О, боги! Я пред вами сознаюсь
В моем великом преступленье отвращенья.
Я отвратил свой взор от бездны суеты,
Мелькают судьбы, города, мелькают лица,
И ты, о, Брут, уже один из многих, Брут, и ты...
Хочу остановиться!
Я не хочу владеть ничем,
о, ничего не говори,
я слишком много знал о превращеньях истин.
Не надо ничего, смотри,
Как хороши вот эти падающие тени листьев.
Назавтра, может быть, и это украдут.
Так будем пить, дела не столь уж плохи.
Потом о нас напишут одинаково: "продукт
Несостоявшейся эпохи".
Или вот еще:
АНГЕЛ
Выучив уроки,
ангел безутешный,
молодой, потешный,
бродит по дороге
с томиком вопросов
в переплете темном
и, как заведенный,
курит папиросы,
курит и вздыхает,
что ответов нет,
что в расцвете лет
ничего не знает...
Ночь благоухает!
Ангел безуспешный,
Голубой, поспешный,
пепел осыпает
прямо в лунный свет...
Но он Миниярове я расскажу поподробнее позже отдельно...
Бывал у Таньки еще и Миклухин.
Миклухин захаживал к ней наплывами, когда не наводился в каком-нибудь очередном своем таинственном исчезновении, "провале", "уходе в подполье", из которого он выныривал после пребывания в течение многих месяцев, теряясь иногда там даже по полгода, но вдруг все же внезапно объявлялся, звонил Таньке и приходил.
В студенческие годы, когда Танька училась с Миклухиным в Библиотечном институте, она часто приносила домой его, сделанные им разноцветной шариковой ручкой, маленькие рисунки, которыми он развлекался на лекциях, рисуя их на простой, вырванной из тетради бумаге в клетку. Рисовал Миклухин просто фантастически, он являлся объектом восхищения всех студентов с их факультета. Несмотря на примитивность материалов, какие он использовал, рисунки у него были необыкновенно хороши. Ими можно было залюбоваться.

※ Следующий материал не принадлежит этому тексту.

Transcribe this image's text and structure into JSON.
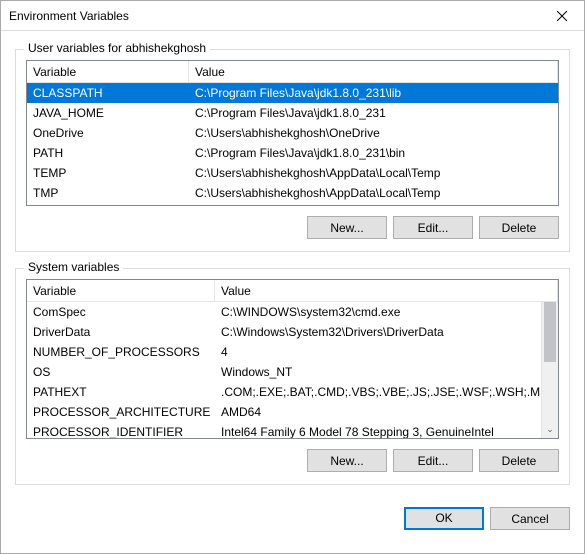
{
  "window": {
    "title": "Environment Variables"
  },
  "user_section": {
    "legend": "User variables for abhishekghosh",
    "columns": {
      "variable": "Variable",
      "value": "Value"
    },
    "rows": [
      {
        "variable": "CLASSPATH",
        "value": "C:\\Program Files\\Java\\jdk1.8.0_231\\lib",
        "selected": true
      },
      {
        "variable": "JAVA_HOME",
        "value": "C:\\Program Files\\Java\\jdk1.8.0_231"
      },
      {
        "variable": "OneDrive",
        "value": "C:\\Users\\abhishekghosh\\OneDrive"
      },
      {
        "variable": "PATH",
        "value": "C:\\Program Files\\Java\\jdk1.8.0_231\\bin"
      },
      {
        "variable": "TEMP",
        "value": "C:\\Users\\abhishekghosh\\AppData\\Local\\Temp"
      },
      {
        "variable": "TMP",
        "value": "C:\\Users\\abhishekghosh\\AppData\\Local\\Temp"
      }
    ],
    "buttons": {
      "new": "New...",
      "edit": "Edit...",
      "delete": "Delete"
    }
  },
  "system_section": {
    "legend": "System variables",
    "columns": {
      "variable": "Variable",
      "value": "Value"
    },
    "rows": [
      {
        "variable": "ComSpec",
        "value": "C:\\WINDOWS\\system32\\cmd.exe"
      },
      {
        "variable": "DriverData",
        "value": "C:\\Windows\\System32\\Drivers\\DriverData"
      },
      {
        "variable": "NUMBER_OF_PROCESSORS",
        "value": "4"
      },
      {
        "variable": "OS",
        "value": "Windows_NT"
      },
      {
        "variable": "PATHEXT",
        "value": ".COM;.EXE;.BAT;.CMD;.VBS;.VBE;.JS;.JSE;.WSF;.WSH;.MSC"
      },
      {
        "variable": "PROCESSOR_ARCHITECTURE",
        "value": "AMD64"
      },
      {
        "variable": "PROCESSOR_IDENTIFIER",
        "value": "Intel64 Family 6 Model 78 Stepping 3, GenuineIntel"
      }
    ],
    "buttons": {
      "new": "New...",
      "edit": "Edit...",
      "delete": "Delete"
    }
  },
  "dialog_buttons": {
    "ok": "OK",
    "cancel": "Cancel"
  }
}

Может быть, это не была в строгом общепринятом смысле академическая графика, не акварель, не гуашь, и даже не тушь, не карандаш, а шариковая ручка, может быть, недостаточно она была профессиональна, в каком-нибудь
там композиционном или колоритном смысле, трудно сказать, хотя рисовать он умел, он всегда оформлял все альманахи, газеты, вечера, клубные встречи на факультете и считался лучшим художником по всему институту, но эти его рисуночки на обрывках - были качественно, умело, талантливо - это бесспорно - и одной только пастой сделанные, доведенные до глубины философской обобщенности иллюстрации его всегда оригинальных, своеобразных мыслей, представлений, рассуждений, толкований общеизвестных истин, вечных вопросов, его раздумий на злобу дня, графические решения афоризмов, поговорок, попытки по-новому, по-своему взглянуть на жизнь и разобраться во множестве окружающих нас вещей. У него была заранее заданная манера, заданный условный мир, который он изображал традиционным, уходящим в бесконечную перспективу кафельным набором одинаковых плиточек, пробитых в четырех местах гвоздиками, что иногда составляло и стены этого мира и потолок, и между которых и на которых и располагались все его "творения" и "объекты", фантастические существа, будящие мысли и воображение своей символикой фигуры, странные предметы в странных же ситуациях, неожиданные, но глубоко продуманные, интересные, остроумные образования: "Белое солнце пустыни", "НТР", "А жизнь продолжается", шар с превосходно выписанной таинственной тенью, вернее даже сказать, сенью от него, на который время от времени откуда-то сверху падают и разбиваются, стекая по его круглой, гладчайшей, полированной поверхности красивые карминно-красные капли, под названием "Вечность".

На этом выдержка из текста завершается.